The account above follows the H.W. McCurdy Marine History of the Pacific Northwest. A somewhat different account, with Swenson on the King & Winge with Jochimsen and commanding the umiak that landed on Wrangel Island is given by Burt McConnell, a contemporary eyewitness, and other sources. The origin of this difference is unclear.

==Charter work and fishing==
King & Winge was chartered by the United States Coast and Geodetic Survey for two seasons of wire-drag hydrographic survey work in Alaska.
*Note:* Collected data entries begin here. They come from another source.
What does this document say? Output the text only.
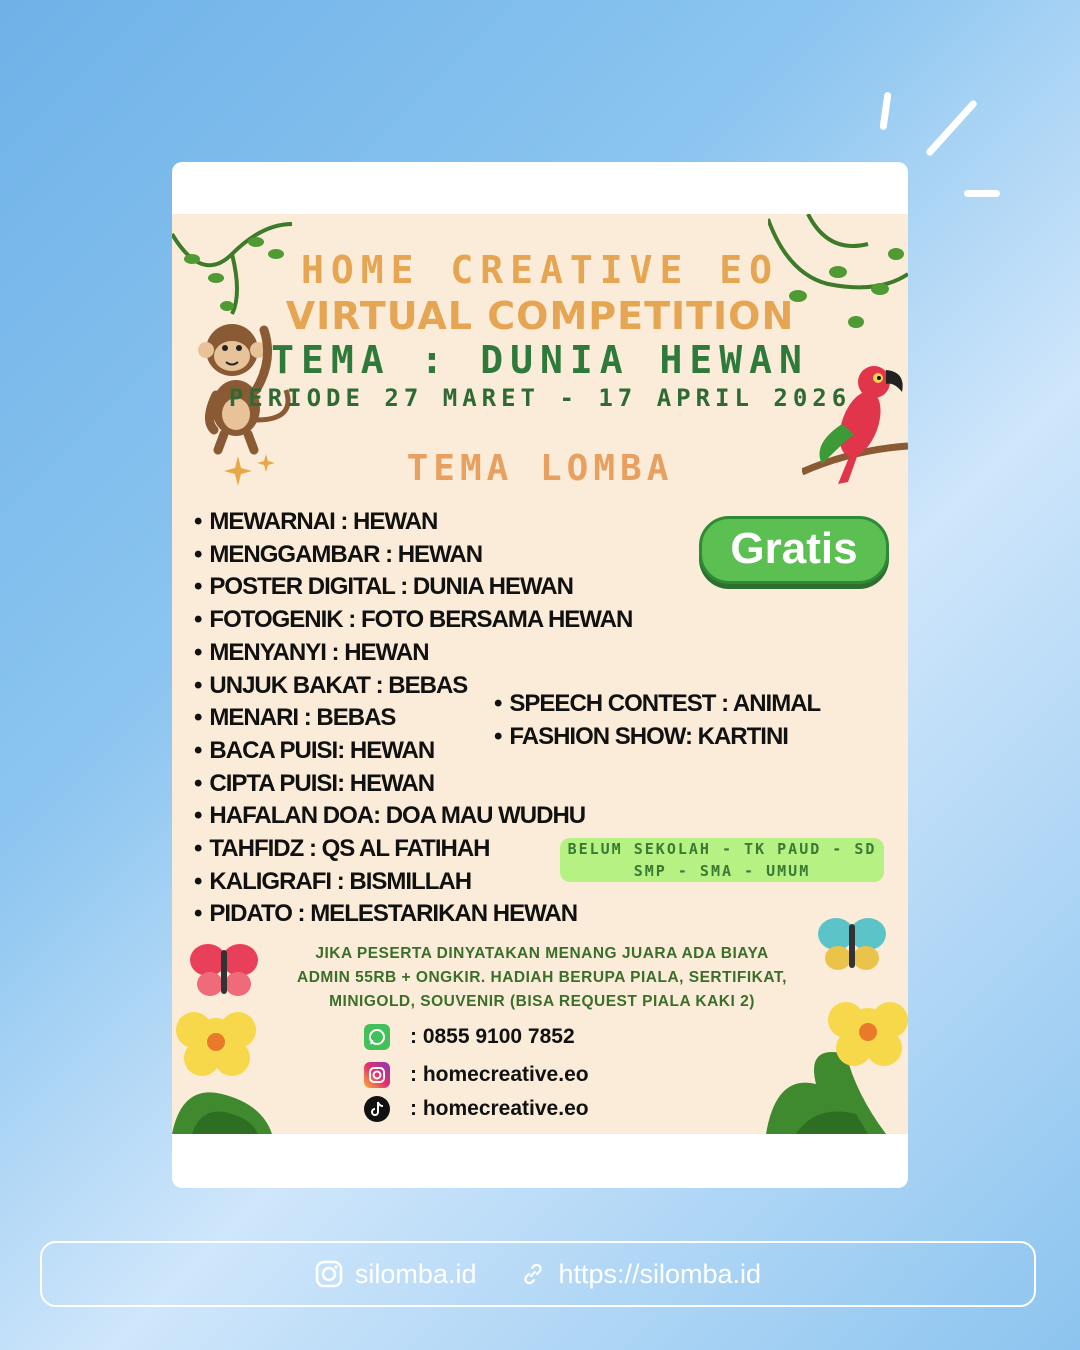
HOME CREATIVE EO
VIRTUAL COMPETITION
TEMA : DUNIA HEWAN
PERIODE 27 MARET - 17 APRIL 2026
TEMA LOMBA
• MEWARNAI : HEWAN
• MENGGAMBAR : HEWAN
• POSTER DIGITAL : DUNIA HEWAN
• FOTOGENIK : FOTO BERSAMA HEWAN
• MENYANYI : HEWAN
• UNJUK BAKAT : BEBAS
• MENARI : BEBAS
• BACA PUISI: HEWAN
• CIPTA PUISI: HEWAN
• HAFALAN DOA: DOA MAU WUDHU
• TAHFIDZ : QS AL FATIHAH
• KALIGRAFI : BISMILLAH
• PIDATO : MELESTARIKAN HEWAN
• SPEECH CONTEST : ANIMAL
• FASHION SHOW: KARTINI
Gratis
BELUM SEKOLAH - TK PAUD - SD
SMP - SMA - UMUM
JIKA PESERTA DINYATAKAN MENANG JUARA ADA BIAYA
ADMIN 55RB + ONGKIR. HADIAH BERUPA PIALA, SERTIFIKAT,
MINIGOLD, SOUVENIR (BISA REQUEST PIALA KAKI 2)
: 0855 9100 7852
: homecreative.eo
: homecreative.eo
silomba.id	https://silomba.id
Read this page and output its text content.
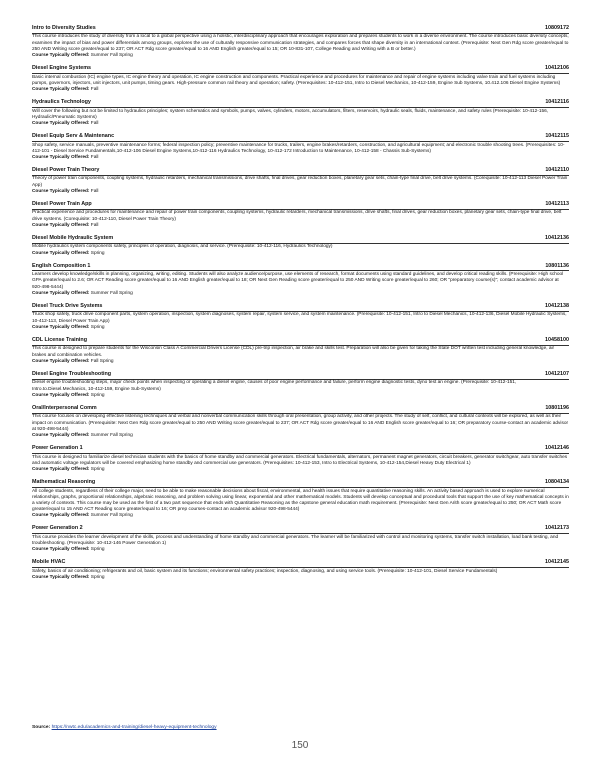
Intro to Diversity Studies	10809172
This course introduces the study of diversity from a local to a global perspective using a holistic, interdisciplinary approach that encourages exploration and prepares students to work in a diverse environment. The course introduces basic diversity concepts, examines the impact of bias and power differentials among groups, explores the use of culturally responsive communication strategies, and compares forces that shape diversity in an international context. (Prerequisite: Next Gen Rdg score greater/equal to 250 AND Writing score greater/equal to 237; OR ACT Rdg score greater/equal to 16 AND English greater/equal to 15; OR 10-831-107, College Reading and Writing with a B or better.)
Course Typically Offered: Summer Fall Spring
Diesel Engine Systems	10412106
Basic internal combustion (IC) engine types, IC engine theory and operation, IC engine construction and components. Practical experience and procedures for maintenance and repair of engine systems including valve train and fuel systems including pumps, governors, injectors, unit injectors, unit pumps, timing gears. High-pressure common rail theory and operation; safety. (Prerequisites: 10-412-151, Intro to Diesel Mechanics, 10-412-159, Engine Sub Systems, 10.412.106 Diesel Engine Systems)
Course Typically Offered: Fall
Hydraulics Technology	10412116
Will cover the following but not be limited to hydraulics principles; system schematics and symbols, pumps, valves, cylinders, motors, accumulators, filters, reservoirs, hydraulic seals, fluids, maintenance, and safety rules (Prerequisite: 10-412-156, Hydraulic/Pneumatic Systems)
Course Typically Offered: Fall
Diesel Equip Serv & Maintenanc	10412115
Shop safety, service manuals, preventive maintenance forms; federal inspection policy; preventive maintenance for trucks, trailers, engine brakes/retarders, construction, and agricultural equipment; and electronic trouble shooting trees. (Prerequisites: 10-412-101 - Diesel Service Fundamentals,10-412-106 Diesel Engine Systems,10-412-116 Hydraulics Technology, 10-412-172 Introduction to Maintenance, 10-412-158 - Chassis Sub-Systems)
Course Typically Offered: Fall
Diesel Power Train Theory	10412110
Theory of power train components, coupling systems, hydraulic retarders, mechanical transmissions, drive shafts, final drives, gear reduction boxes, planetary gear sets, chain-type final drive, belt drive systems. (Corequisite: 10-412-113 Diesel Power Train App)
Course Typically Offered: Fall
Diesel Power Train App	10412113
Practical experience and procedures for maintenance and repair of power train components, coupling systems, hydraulic retarders, mechanical transmissions, drive shafts, final drives, gear reduction boxes, planetary gear sets, chain-type final drive, belt drive systems. (Corequisite: 10-412-110, Diesel Power Train Theory)
Course Typically Offered: Fall
Diesel Mobile Hydraulic System	10412136
Mobile hydraulics system components safety, principles of operation, diagnosis, and service. (Prerequisite: 10-412-116, Hydraulics Technology)
Course Typically Offered: Spring
English Composition 1	10801136
Learners develop knowledge/skills in planning, organizing, writing, editing. Students will also analyze audience/purpose, use elements of research, format documents using standard guidelines, and develop critical reading skills. (Prerequisite: High school GPA greater/equal to 2.6; OR ACT Reading score greater/equal to 16 AND English greater/equal to 18; OR Next Gen Reading score greater/equal to 250 AND Writing score greater/equal to 260; OR "preparatory course(s)"; contact academic advisor at 920-498-5444)
Course Typically Offered: Summer Fall Spring
Diesel Truck Drive Systems	10412138
Truck shop safety, truck drive component parts, system operation, inspection, system diagnoses, system repair, system service, and system maintenance. (Prerequisite: 10-412-151, Intro to Diesel Mechanics, 10-412-136, Diesel Mobile Hydraulic Systems, 10-412-113, Diesel Power Train App)
Course Typically Offered: Spring
CDL License Training	10458100
This course is designed to prepare students for the Wisconsin Class A Commercial Drivers License (CDL) pre-trip inspection, air brake and skills test. Preparation will also be given for taking the State DOT written test including general knowledge, air brakes and combination vehicles.
Course Typically Offered: Fall Spring
Diesel Engine Troubleshooting	10412107
Diesel engine troubleshooting steps, major check points when inspecting or operating a diesel engine, causes of poor engine performance and failure, perform engine diagnostic tests, dyno test an engine. (Prerequisite: 10-412-151, Intro.to.Diesel.Mechanics, 10-412-159, Engine Sub-Systems)
Course Typically Offered: Spring
Oral/Interpersonal Comm	10801196
This course focuses on developing effective listening techniques and verbal and nonverbal communication skills through oral presentation, group activity, and other projects. The study of self, conflict, and cultural contexts will be explored, as well as their impact on communication. (Prerequisite: Next Gen Rdg score greater/equal to 250 AND Writing score greater/equal to 237; OR ACT Rdg score greater/equal to 16 AND English score greater/equal to 16; OR preparatory course-contact an academic advisor at 920-498-5444)
Course Typically Offered: Summer Fall Spring
Power Generation 1	10412146
This course is designed to familiarize diesel technician students with the basics of home standby and commercial generators. Electrical fundamentals, alternators, permanent magnet generators, circuit breakers, generator switchgear, auto transfer switches and automatic voltage regulators will be covered emphasizing home standby and commercial use generators. (Prerequisites: 10-412-153, Intro to Electrical Systems, 10-412-154,Diesel Heavy Duty Electrical 1)
Course Typically Offered: Spring
Mathematical Reasoning	10804134
All college students, regardless of their college major, need to be able to make reasonable decisions about fiscal, environmental, and health issues that require quantitative reasoning skills. An activity based approach is used to explore numerical relationships, graphs, proportional relationships, algebraic reasoning, and problem solving using linear, exponential and other mathematical models. Students will develop conceptual and procedural tools that support the use of key mathematical concepts in a variety of contexts. This course may be used as the first of a two part sequence that ends with Quantitative Reasoning as the capstone general education math requirement. (Prerequisite: Next Gen Arith score greater/equal to 250; OR ACT Math score greater/equal to 15 AND ACT Reading score greater/equal to 16; OR prep courses-contact an academic advisor 920-498-5444)
Course Typically Offered: Summer Fall Spring
Power Generation 2	10412173
This course provides the learner development of the skills, process and understanding of home standby and commercial generators. The learner will be familiarized with control and monitoring systems, transfer switch installation, load bank testing, and troubleshooting. (Prerequisite: 10-412-146 Power Generation 1)
Course Typically Offered: Spring
Mobile HVAC	10412145
Safety, basics of air conditioning; refrigerants and oil, basic system and its functions; environmental safety practices; inspection, diagnosing, and using service tools. (Prerequisite: 10-412-101, Diesel Service Fundamentals)
Course Typically Offered: Spring
Source: https://nwtc.edu/academics-and-training/diesel-heavy-equipment-technology
150
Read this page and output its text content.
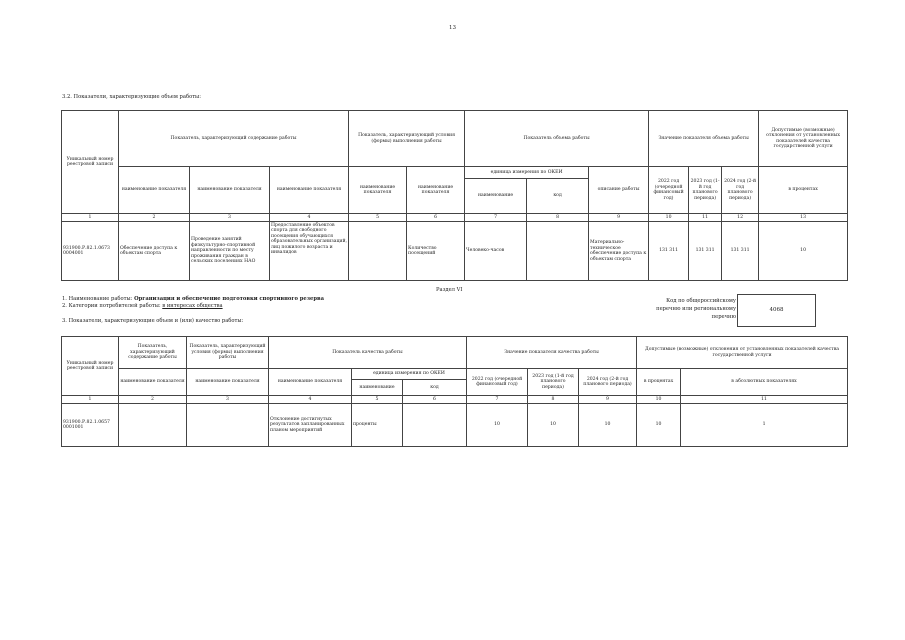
13
3.2. Показатели, характеризующие объем работы:
Уникальный номер реестровой записи	Показатель, характеризующий содержание работы			Показатель, характеризующий условия (формы) выполнения работы		Показатель объема работы			Значение показателя объема работы			Допустимые (возможные) отклонения от установленных показателей качества государственной услуги
	наименование показателя	наименование показателя	наименование показателя	наименование показателя	наименование показателя	единица измерения по ОКЕИ		описание работы	2022 год (очередной финансовый год)	2023 год (1-й год планового периода)	2024 год (2-й год планового периода)	в процентах
						наименование	код					
1	2	3	4	5	6	7	8	9	10	11	12	13
931900.Р.82.1.0673 0004001	Обеспечение доступа к объектам спорта	Проведение занятий физкультурно-спортивной направленности по месту проживания граждан в сельских поселениях НАО	Предоставление объектов спорта для свободного посещения обучающихся образовательных организаций, лиц пожилого возраста и инвалидов		Количество посещений	Человеко-часов		Материально-техническое обеспечение доступа к объектам спорта	131 311	131 311	131 311	10
Раздел VI
1. Наименование работы: Организация и обеспечение подготовки спортивного резерва
2. Категории потребителей работы: в интересах общества
3. Показатели, характеризующие объем и (или) качество работы:
Код по общероссийскому
перечню или региональному
перечню
4068
Уникальный номер реестровой записи	Показатель, характеризующий содержание работы	Показатель, характеризующий условия (формы) выполнения работы	Показатель качества работы			Значение показателя качества работы			Допустимые (возможные) отклонения от установленных показателей качества государственной услуги	
	наименование показателя	наименование показателя	наименование показателя	единица измерения по ОКЕИ		2022 год (очередной финансовый год)	2023 год (1-й год планового периода)	2024 год (2-й год планового периода)	в процентах	в абсолютных показателях
				наименование	код					
1	2	3	4	5	6	7	8	9	10	11
931900.Р.82.1.0657 0001001			Отклонение достигнутых результатов запланированных планом мероприятий	проценты		10	10	10	10	1
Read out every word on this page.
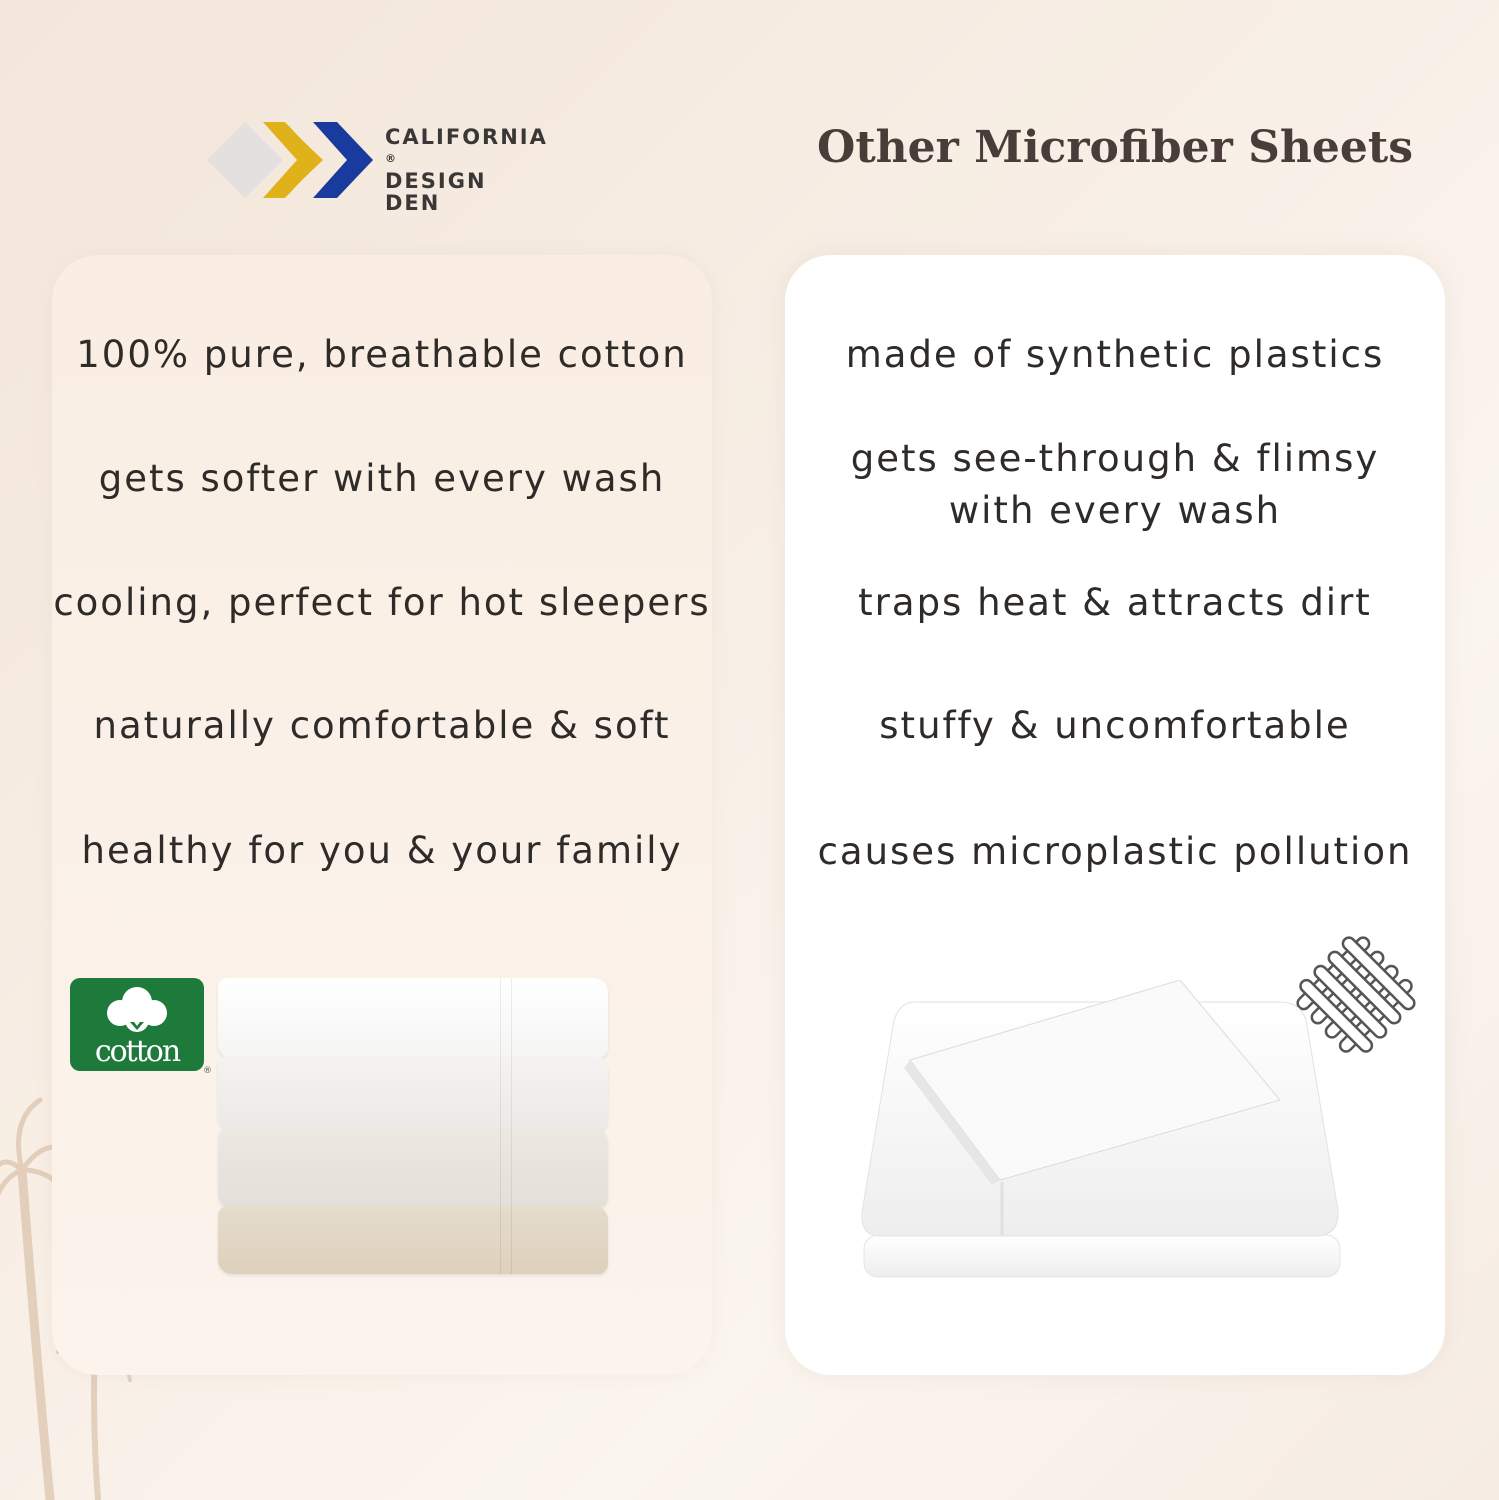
CALIFORNIA
®
DESIGN
DEN
Other Microfiber Sheets
100% pure, breathable cotton
gets softer with every wash
cooling, perfect for hot sleepers
naturally comfortable & soft
healthy for you & your family
made of synthetic plastics
gets see-through & flimsy
with every wash
traps heat & attracts dirt
stuffy & uncomfortable
causes microplastic pollution
cotton
®
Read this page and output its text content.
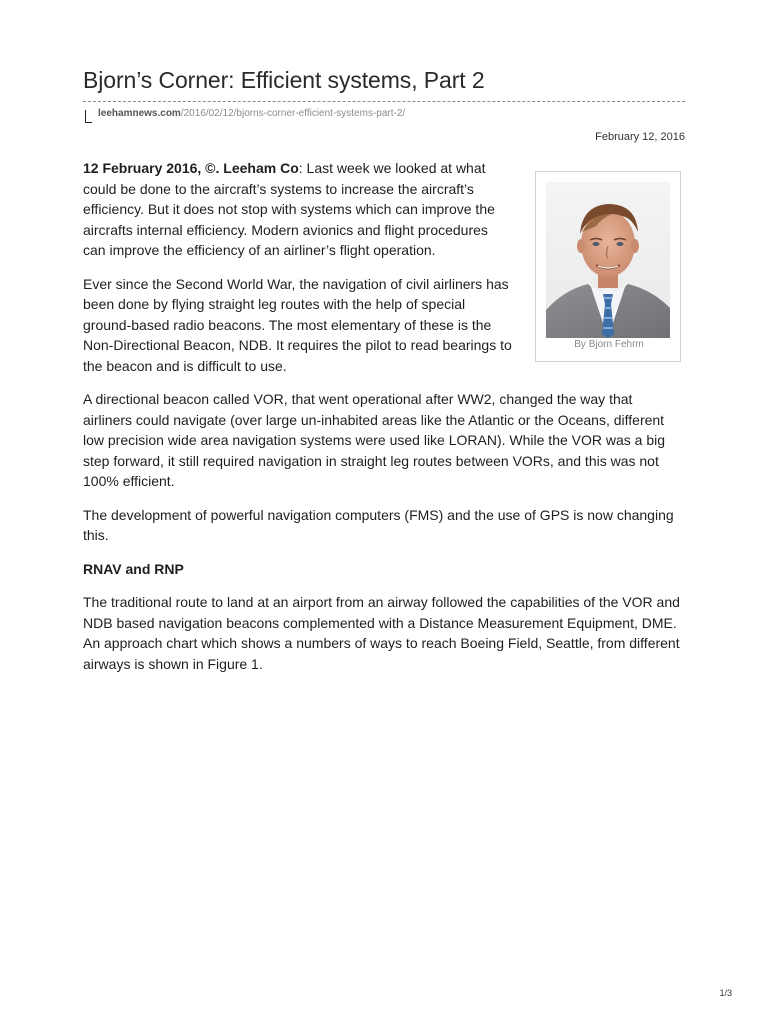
Bjorn’s Corner: Efficient systems, Part 2
leehamnews.com/2016/02/12/bjorns-corner-efficient-systems-part-2/
February 12, 2016
By Bjorn Fehrm

12 February 2016, ©. Leeham Co: Last week we looked at what could be done to the aircraft’s systems to increase the aircraft’s efficiency. But it does not stop with systems which can improve the aircrafts internal efficiency. Modern avionics and flight procedures can improve the efficiency of an airliner’s flight operation.

Ever since the Second World War, the navigation of civil airliners has been done by flying straight leg routes with the help of special ground-based radio beacons. The most elementary of these is the Non-Directional Beacon, NDB. It requires the pilot to read bearings to the beacon and is difficult to use.

A directional beacon called VOR, that went operational after WW2, changed the way that airliners could navigate (over large un-inhabited areas like the Atlantic or the Oceans, different low precision wide area navigation systems were used like LORAN). While the VOR was a big step forward, it still required navigation in straight leg routes between VORs, and this was not 100% efficient.

The development of powerful navigation computers (FMS) and the use of GPS is now changing this.

RNAV and RNP

The traditional route to land at an airport from an airway followed the capabilities of the VOR and NDB based navigation beacons complemented with a Distance Measurement Equipment, DME. An approach chart which shows a numbers of ways to reach Boeing Field, Seattle, from different airways is shown in Figure 1.

1/3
Subsequent to this assignment she was sold to the National Independent Fisheries Company in 1916 and worked in the halibut fishery.

==Wreck of Princess Sophia==

In October 1918, King & Winge was present at one of the great tragedies of Alaskan maritime history, the wreck of Princess Sophia. On October 23, 1918, coming south down Lynn Canal south from Skagway in a snowstorm, Princess Sophia had struck Vanderbilt Reef, not far from the Sentinel Island Light. She was hung up high on the reef for a considerable time, and her captain apparently thought that she could be floated off at the next high tide. Consequently, no attempt was made to transfer the passengers to King & Winge or the lighthouse tender Cedar, which, with a large number of smaller vessels, had heard of the wreck and gone to Sophias aid. The sea conditions were bad, and any attempted transfer would have been risky in any case. Overnight, however, the wind came up, and Sophia was washed off Vanderbilt Reef and sank with all 343 people aboard. Only the upper part of her mast remained above the water. All that Cedar and King & Winge could do was pick up floating bodies and take them to Juneau.

==Rum-running career==
King & Winges history in the early 1920s is reported to be obscure. In the fall of 1921, National Independent Fisheries Company chartered her to the Cape Flattery Pilots Association, to operate as a pilot boat at the western entrance of the Strait of Juan de Fuca. In the meantime, she had become legally encumbered as security for a loan. In 1922, she was sold to Northwest Trust & Savings Bank to satisfy the loan. In 1923, she was sold at auction to E.L. Skeel, otherwise unidentified. Skeel was possibly a pseudonym or stand-in for Roy Olmstead and T. J. Clarke, two former policeman who had opted for a substantially more lucrative career in the rum-running business, Prohibition having recently come into law. Clarke and Olmstead tried and failed to reregister the King & Winge as a Canadian vessel, and so King & Winge passed into the possession of the Columbia Bar Pilot's Association.

==Columbia bar pilot boat==
King and Winge was the Columbia Bar pilot boat from 1924 to 1958. She was called Columbia by the pilot's association. In 1924, she was converted from gasoline to diesel power. She served under the command of Captain F.E. Craig, who estimated he had made more than 50,000 crossings of the bar in her. In 1944, she returned to Seattle to be refit to Coast Guard standards as CGR-2469. Many of the men who worked on the refit had helped build her.

==Later history==
In 1958, Dr Clyde C. Parlova of Astoria, Oregon bought King & Winge from the pilot's association, with the objective of restoring her as a sailing ship. How much progress Dr. Parlova made is not entirely known. Among other things, he restored her masts and the name King & Winge and paneled the pilothouse with Tennessee cherry wood. King & Winge was the official flagship of the 1958 Astoria Regatta. In late 1961, Jack Elsbree, of Seattle, a retired airline pilot, bought the King & Winge from him and brought her up to Lake Union in Seattle, with the same objective, that is, of restoring her to her original state. In 1962, she was sold to Wilburn Hall, who took her to Kodiak, Alaska for crab fishing. Hall is credited with pioneering the modern king crab fishery in the Bering Sea. In 1987 she was sold to Richard Maher of Homer, AK, who operated her as a longliner for halibut and blackcod and as a tender, as well as a crabber.

King & Winge survived into modern times, sinking in 18 ft waves in the Bering Sea, 22 mi West of St. Paul Island on 23 February 1994. Attempts to save the flooding vessel failed and all four crew members were rescued by the United States Coast Guard cutter Hamilton.